The Web API Publishing Platform
The web is evolving. Gone are the days where the HTML web was the sole means of viewing content online. Today, people access content through various media and devices. A consumer may interact with Facebook by visiting the Facebook.com website, launching the Facebook iOS app on their phone, getting Facebook text messages and emails automatically, and cross posting to Facebook automatically from their twitter account.
Content publishers, whether news organizations or government agencies, want to be positioned to provide users an online experience regardless of device or media. Using traditional online publishing systems is going to be expensive, inflexible and expensive to develop.
A Platform Approach
But there is another way: content owners can plan to use a web platform, rather than websites. Web platforms easily scale to support multiple devices and multiple data sources, ensuring that an organizations online presence can target multiple audiences with the latest technology.
To be clear, the word ‘platform’ in this case doesn’t mean a large proprietary system. Rather, we think of a platform as a loosely coupled set of technologies that communicate via open API standards. Think of it as a design approach you can use with any existing set of applications, rather than a product.
The platform approach to designing systems has several advantages:
- Leverage existing systems and applications: Your organization has likely invested a lot of time and money in your existing infrastructure. Using open standards means that you can continue to leverage your existing systems and tools, assuming they work for you. The power of the platform approach is in tying disparate applications together into a coherent system.
- Extensible: As your organization grows and you will add new technologies, databases or applications. With a platform based on open API standards and with everything loosely coupled, integrating new systems into the platform is simple.
- Easy for Developers: The use of open standards means that you can use the best tool for the job to develop user-facing applications. Rather than being tied to a particular vender’s technology stack, you can use whichever tool is right for your users, and still access the content.
Components of an API Web Publishing Platform
Any API web publishing platform has three main components: a data source, a content management system, and a user interface. In an API-based platform, there can be one or many of each component. The glue that holds these different components together are the APIs based on open standards. Which API doesn’t particularly matter, as long as its an open technology that can be implemented across vendor stacks.
- Data Source: Data sources are the repositories of content. Traditionally, these have been large databases housed in the back office of an organization, accessible only via a direct connection. Accessing these data via an API, without requiring the data to be moved from the legacy store to a new physical structure will save substantial money and time. Going forward, data sources are just as likely to be APIs as they are discrete databases. In the platform approach, all data sources, no matter what the storage solution, are exposed and consumed as APIs.
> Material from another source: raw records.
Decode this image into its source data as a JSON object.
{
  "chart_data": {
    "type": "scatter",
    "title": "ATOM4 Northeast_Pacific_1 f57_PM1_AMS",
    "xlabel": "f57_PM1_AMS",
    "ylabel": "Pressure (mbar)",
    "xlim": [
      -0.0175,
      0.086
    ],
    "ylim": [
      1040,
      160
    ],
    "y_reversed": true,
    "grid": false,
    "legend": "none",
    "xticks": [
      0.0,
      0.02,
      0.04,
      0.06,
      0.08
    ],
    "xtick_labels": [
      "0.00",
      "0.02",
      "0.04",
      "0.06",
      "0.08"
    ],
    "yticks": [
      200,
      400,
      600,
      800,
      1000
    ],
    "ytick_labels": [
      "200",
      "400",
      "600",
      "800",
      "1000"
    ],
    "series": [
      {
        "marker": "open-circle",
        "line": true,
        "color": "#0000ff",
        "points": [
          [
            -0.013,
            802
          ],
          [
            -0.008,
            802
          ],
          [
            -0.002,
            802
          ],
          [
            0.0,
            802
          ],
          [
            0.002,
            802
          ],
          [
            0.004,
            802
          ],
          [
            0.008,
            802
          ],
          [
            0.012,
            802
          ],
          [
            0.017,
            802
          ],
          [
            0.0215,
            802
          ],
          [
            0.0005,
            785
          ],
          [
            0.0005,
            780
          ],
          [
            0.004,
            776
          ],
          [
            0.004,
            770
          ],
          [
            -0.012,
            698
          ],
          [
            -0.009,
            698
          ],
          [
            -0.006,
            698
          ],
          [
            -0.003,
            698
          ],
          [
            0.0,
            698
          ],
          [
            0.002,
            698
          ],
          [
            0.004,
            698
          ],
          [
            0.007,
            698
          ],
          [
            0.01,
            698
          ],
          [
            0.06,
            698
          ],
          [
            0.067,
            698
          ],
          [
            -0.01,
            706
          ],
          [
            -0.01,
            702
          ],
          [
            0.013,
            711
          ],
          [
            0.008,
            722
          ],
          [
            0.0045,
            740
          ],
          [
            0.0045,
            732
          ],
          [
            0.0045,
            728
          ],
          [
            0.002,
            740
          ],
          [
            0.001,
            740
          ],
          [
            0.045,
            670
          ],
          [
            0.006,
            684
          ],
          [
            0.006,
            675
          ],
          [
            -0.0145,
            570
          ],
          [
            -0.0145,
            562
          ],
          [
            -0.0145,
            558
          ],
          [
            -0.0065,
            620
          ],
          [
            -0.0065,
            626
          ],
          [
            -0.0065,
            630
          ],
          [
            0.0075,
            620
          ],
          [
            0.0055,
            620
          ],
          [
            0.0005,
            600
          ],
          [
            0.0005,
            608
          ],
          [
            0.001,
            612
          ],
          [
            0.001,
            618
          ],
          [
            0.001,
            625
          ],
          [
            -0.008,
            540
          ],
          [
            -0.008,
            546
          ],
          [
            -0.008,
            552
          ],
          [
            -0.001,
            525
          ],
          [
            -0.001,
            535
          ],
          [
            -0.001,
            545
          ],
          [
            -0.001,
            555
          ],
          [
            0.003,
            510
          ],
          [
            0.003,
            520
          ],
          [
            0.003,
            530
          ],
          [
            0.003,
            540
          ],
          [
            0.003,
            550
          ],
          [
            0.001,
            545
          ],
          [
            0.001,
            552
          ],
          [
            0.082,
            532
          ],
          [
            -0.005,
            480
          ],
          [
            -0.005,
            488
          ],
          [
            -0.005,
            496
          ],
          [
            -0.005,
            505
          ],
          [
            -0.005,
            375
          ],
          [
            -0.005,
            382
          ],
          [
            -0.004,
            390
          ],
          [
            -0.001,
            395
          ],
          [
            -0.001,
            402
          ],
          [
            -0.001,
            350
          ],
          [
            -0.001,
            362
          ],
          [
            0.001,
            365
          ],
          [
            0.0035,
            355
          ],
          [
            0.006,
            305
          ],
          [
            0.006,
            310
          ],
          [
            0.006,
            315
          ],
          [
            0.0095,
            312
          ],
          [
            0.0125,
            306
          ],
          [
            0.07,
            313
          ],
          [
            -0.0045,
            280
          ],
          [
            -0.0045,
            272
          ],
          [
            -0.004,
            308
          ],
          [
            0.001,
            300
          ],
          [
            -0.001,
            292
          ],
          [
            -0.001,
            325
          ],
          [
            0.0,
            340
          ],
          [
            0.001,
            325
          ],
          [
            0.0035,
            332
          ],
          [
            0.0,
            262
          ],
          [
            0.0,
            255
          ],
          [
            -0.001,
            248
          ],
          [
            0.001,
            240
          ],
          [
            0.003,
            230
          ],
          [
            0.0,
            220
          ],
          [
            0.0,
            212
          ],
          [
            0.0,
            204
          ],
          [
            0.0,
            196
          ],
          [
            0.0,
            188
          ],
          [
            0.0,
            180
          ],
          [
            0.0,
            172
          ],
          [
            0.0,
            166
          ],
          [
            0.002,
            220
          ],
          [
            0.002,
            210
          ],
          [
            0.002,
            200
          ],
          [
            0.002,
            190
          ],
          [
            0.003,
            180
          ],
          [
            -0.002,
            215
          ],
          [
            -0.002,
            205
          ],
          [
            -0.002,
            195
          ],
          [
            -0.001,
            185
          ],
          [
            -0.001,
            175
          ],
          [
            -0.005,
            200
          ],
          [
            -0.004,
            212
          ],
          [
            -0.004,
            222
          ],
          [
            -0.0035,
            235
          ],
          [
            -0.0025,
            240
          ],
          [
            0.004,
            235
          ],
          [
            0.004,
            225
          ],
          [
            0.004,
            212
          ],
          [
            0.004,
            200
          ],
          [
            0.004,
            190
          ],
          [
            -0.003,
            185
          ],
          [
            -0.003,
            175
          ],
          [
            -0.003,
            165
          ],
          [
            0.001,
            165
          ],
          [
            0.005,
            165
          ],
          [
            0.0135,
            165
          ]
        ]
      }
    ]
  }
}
- Content Management System: The primary role of the content management system is to organize content. Content is only useful when users can find it, and the content management system builds out a layer of relationships and organization between content that makes it discoverable.
- User Interface: The user interface is the part of the platform that presents the content from the data sources, and exposes the organization of the content management system to users. The user interface doesn’t have to be on the same system as the content management system. In fact, in holding with the goal of using the right tool for the job, the user interface should be built in whatever language will best suit your users.
More on APIs
What makes the platform approach work, the glue that holds everything together, are Open APIs. Open APIs are basically any mechanism for transferring machine readable information that anyone can implement. The last part is really the key to the platform approach. To ensure that your current and future systems can interoperate, they need to be able to talk to each other. A vendor specific transport protocol means that you are locked into a specific set of technologies and applications, and this drives up costs.
Opportunities
Organizations seeking to expose content in established databases, as well as those who are establishing new data stores may want to consider the API Platform approach. It can minimize expensive, delayed projects focused on building monolithic systems and frees the task of delivering of content from proprietary methods. It makes exposing legacy data that is currently unavailable on the web easy and simple to do.
Moreover, developers utilizing an API Platform on both publishing and delivery ends will enjoy significant benefits when combining and processing content. The really exciting opportunities come from have a flexible architecture that supports innovation by embracing flexibility and easy access to information.

Comments
Responsive Design needs Responsive Development | Seabourne Consulting commented on December 19, 2011 @ 9:03 AM
[...] route, some decide to deliver the same desktop experience and that’s where they stop. Using content APIs, you can build both mobile and desktop applications/websites using the same content and underlying [...]
Jesse Beach commented on January 23, 2012 @ 11:04 AM
How does one address SEO with a content API? Client-requested content will be invisible to a web crawler. Is it necessary to deliver the primary content of a URL through server-side code and embellish a page with content through a content API?